小長井涼:「短歌のリアリズム――昭和10年前後の〈現実〉をめぐる議論から」

コメンテーター:島村輝

 

 ***

 【発表要旨】

 昭和10年前後の歌壇において〈現実〉というタームをめぐる議論が繰り広げられていた。当時の歌壇では、時代状況・社会状況を認識しなければならないとする呼号のもとに時事詠を積極的に詠もうとしており、このなかで、土屋文明の破調歌に代表される〈短歌の散文化〉が起きる。この現象について、その淵源をプロレタリア短歌に求める指摘が同時代評のなかでなされている。

 そもそも昭和初期の新興短歌運動は、大熊信行や大塚金之助などといった経済学を学んだプロレタリア歌人によって起こされたものだった。経済学は社会分析のツールであるから、彼らプロレタリア歌人も社会のリアルな実相を短歌に詠みこもうとした。こうした新興短歌運動が上述のの時事詠の流行に影響を与えた可能性はある。

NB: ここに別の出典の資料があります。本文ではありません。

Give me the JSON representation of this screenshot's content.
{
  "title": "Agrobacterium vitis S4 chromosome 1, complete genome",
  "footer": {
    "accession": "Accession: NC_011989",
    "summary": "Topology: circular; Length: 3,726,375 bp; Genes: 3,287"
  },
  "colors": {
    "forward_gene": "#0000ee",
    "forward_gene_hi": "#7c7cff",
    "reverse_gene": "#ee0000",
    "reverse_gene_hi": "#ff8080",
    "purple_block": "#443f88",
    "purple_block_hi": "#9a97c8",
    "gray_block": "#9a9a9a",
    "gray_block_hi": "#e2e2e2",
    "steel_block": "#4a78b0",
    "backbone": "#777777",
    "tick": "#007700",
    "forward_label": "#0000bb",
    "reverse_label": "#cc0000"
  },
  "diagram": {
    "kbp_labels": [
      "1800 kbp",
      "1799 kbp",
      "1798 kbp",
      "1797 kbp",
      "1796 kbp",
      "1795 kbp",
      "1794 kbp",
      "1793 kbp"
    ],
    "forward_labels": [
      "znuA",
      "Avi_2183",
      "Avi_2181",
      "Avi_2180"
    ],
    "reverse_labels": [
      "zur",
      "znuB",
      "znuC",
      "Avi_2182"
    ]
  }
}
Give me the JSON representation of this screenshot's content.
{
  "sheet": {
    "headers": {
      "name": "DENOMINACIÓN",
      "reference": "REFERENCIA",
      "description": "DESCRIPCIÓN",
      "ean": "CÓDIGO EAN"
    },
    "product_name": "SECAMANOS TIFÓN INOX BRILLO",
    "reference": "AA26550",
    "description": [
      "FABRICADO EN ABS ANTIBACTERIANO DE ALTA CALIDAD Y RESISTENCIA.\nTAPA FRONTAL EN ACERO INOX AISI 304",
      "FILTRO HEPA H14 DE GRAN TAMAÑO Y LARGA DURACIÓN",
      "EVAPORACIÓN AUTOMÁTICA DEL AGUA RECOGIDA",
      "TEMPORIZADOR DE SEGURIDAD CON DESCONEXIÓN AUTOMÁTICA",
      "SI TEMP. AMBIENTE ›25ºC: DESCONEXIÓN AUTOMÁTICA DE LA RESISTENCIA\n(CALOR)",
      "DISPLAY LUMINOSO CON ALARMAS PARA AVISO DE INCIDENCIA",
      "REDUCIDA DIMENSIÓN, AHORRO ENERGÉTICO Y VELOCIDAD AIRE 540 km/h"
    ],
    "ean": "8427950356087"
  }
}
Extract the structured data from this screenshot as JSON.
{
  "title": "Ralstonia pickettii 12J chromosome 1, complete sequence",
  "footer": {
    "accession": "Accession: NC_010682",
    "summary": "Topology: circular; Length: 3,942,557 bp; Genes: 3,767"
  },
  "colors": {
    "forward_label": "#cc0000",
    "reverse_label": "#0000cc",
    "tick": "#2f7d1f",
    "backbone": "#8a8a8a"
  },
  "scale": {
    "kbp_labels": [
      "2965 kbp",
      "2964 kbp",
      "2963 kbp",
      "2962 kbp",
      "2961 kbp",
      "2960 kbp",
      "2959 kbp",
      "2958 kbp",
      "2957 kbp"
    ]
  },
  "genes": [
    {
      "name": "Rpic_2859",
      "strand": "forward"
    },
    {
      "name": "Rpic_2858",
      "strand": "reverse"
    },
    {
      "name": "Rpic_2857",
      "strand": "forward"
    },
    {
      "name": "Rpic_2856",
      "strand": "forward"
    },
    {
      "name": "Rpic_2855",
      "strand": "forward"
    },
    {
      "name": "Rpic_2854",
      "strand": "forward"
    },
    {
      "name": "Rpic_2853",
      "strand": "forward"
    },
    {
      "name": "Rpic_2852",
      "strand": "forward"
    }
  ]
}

 しかしながら、昭和10年前後にあって〈現実〉なるタームは多様に解釈されていた。〈詩への解消〉から再出発したプロレタリア歌人らは、プロレタリア・リアリズムを詠うのではなく、〈現実〉を抒情することに方向転換した。こうしてプロレタリア短歌はややもすれば「哀憐趣味」(太田水穂)に走り、社会をリアルに認識しようとした当初の姿勢から乖離していく。同時期、国家精神・民族精神のもとに〈現実〉を認識しろだとか、浪漫主義的に〈現実〉を詠えだとかの歌論が百家争鳴的に現れ、もはや〈現実〉の統一的定義づけが困難とも思える状態になる。本報告においては、〈現実〉を詠えと叫んだ短歌がいかにして〈現実〉性を失っていき、しだいに翼賛化していくのか、その道筋を当時の歌論のなかから探っていきたいと思う。